Animated Gifs as Cinema
I was planning to put up the next installment in my experimental fiction series today (part 1, part 2), but school has interfered. (I’m writing a paper on Dickens’s use of the narrative present in Great Expectations, plus grading 40-something research papers written in response to Hanna Rosin’s The End of Men: And the Rise of Women.)
In the off chance that you’d like to read something new by me, I recently published an article at the film site Press Play, “Are Animated Gifs a Type of Cinema?” Since then, Landon Palmer has responded with an article at Film School Rejects (“Animated Gifs are Cinematic, But They’re Much More Than Cinema“), as has Wm. Ferguson at the 6th Floor, the New York Times Magazine‘s blog (“On the Aesthetics of the Animated GIF“). I’m planning a follow-up post as well as an interview with Eric Fleischauer and Jason Lazarus, the directors of the gif anthology film twohundredfiftysixcolors, whose premiere I managed to catch a few weeks back. And the Press Play article is itself a follow-up to two articles I posted at Big Other in early 2011: “How Many Cinemas Are There?” and “Why Do You Need So Many Cinemas?”
I’m only just beginning my studies on the gif, so I appreciate any and all feedback.
Loving All These Thieves
This week I noticed a correspondence between the opening sentence to Great Expectations and the opening of Lolita. I’m interested in the idea of Nabokov stealing from Dickens, a writer he admired and about whom he lectured at Cornell.
Here is the opening of Great Expectations:
“My father’s family name being Pirrip, and my Christian name Philip, my infant tongue could make of both names nothing longer or more explicit than Pip. So, I called myself Pip, and came to be called Pip.”

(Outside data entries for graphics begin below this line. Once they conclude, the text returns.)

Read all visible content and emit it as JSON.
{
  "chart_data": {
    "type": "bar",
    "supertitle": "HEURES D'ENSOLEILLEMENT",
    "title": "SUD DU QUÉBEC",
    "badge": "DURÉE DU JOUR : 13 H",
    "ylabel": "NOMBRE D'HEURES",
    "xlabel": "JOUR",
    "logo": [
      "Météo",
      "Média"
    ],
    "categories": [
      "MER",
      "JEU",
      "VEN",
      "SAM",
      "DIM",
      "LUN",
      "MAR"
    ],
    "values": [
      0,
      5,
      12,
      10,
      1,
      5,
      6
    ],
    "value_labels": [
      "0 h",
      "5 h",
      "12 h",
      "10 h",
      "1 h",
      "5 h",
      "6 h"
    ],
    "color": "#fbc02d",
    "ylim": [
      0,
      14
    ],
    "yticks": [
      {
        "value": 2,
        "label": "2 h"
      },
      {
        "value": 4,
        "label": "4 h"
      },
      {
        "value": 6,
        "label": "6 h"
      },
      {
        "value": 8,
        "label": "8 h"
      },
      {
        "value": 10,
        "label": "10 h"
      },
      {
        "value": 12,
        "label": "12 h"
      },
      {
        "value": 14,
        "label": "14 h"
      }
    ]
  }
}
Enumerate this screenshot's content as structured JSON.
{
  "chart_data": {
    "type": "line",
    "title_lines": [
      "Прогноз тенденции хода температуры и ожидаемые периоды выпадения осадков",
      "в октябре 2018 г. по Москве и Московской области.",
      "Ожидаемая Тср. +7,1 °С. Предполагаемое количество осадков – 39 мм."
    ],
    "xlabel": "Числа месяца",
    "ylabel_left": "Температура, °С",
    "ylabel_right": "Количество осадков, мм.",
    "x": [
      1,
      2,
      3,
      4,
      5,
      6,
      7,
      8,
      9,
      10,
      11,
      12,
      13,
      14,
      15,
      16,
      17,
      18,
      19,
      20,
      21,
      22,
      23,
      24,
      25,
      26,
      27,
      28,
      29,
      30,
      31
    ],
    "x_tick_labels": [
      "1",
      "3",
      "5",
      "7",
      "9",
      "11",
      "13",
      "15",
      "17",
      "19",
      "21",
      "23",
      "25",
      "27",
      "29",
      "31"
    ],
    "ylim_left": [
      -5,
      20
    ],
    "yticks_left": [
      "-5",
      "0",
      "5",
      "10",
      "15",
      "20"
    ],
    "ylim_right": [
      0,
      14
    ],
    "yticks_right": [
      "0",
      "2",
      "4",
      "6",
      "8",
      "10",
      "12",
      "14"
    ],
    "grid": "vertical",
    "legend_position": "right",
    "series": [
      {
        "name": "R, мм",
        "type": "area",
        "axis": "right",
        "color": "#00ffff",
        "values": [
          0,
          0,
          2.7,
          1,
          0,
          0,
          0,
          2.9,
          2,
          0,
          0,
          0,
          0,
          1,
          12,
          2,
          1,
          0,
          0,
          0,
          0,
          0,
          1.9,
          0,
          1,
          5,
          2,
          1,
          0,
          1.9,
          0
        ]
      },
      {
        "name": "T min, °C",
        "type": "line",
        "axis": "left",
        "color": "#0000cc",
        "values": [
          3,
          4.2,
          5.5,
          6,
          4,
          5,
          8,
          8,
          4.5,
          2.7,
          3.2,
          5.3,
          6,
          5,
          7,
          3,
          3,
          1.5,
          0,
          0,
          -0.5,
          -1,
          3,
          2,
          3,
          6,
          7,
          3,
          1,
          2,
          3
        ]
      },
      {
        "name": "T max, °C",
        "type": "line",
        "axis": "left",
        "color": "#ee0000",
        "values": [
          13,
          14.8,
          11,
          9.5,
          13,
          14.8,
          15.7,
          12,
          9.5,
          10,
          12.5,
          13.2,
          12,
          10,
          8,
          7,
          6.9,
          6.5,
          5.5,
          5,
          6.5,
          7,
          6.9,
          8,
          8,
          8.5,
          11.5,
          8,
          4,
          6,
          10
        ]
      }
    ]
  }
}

Here is the opening to Lolita:
“Lolita, light of my life, fire of my loins. My sin, my soul. Lo-lee-ta: the tip of the tongue taking a trip of three steps down the palate to tap, at three, on the teeth. Lo. Lee. Ta.
“She was Lo, plain Lo, in the morning, standing four feet ten in one sock. She was Lola in slacks. She was Dolly at school. She was Dolores on the dotted line. But in my arms she was always Lolita.”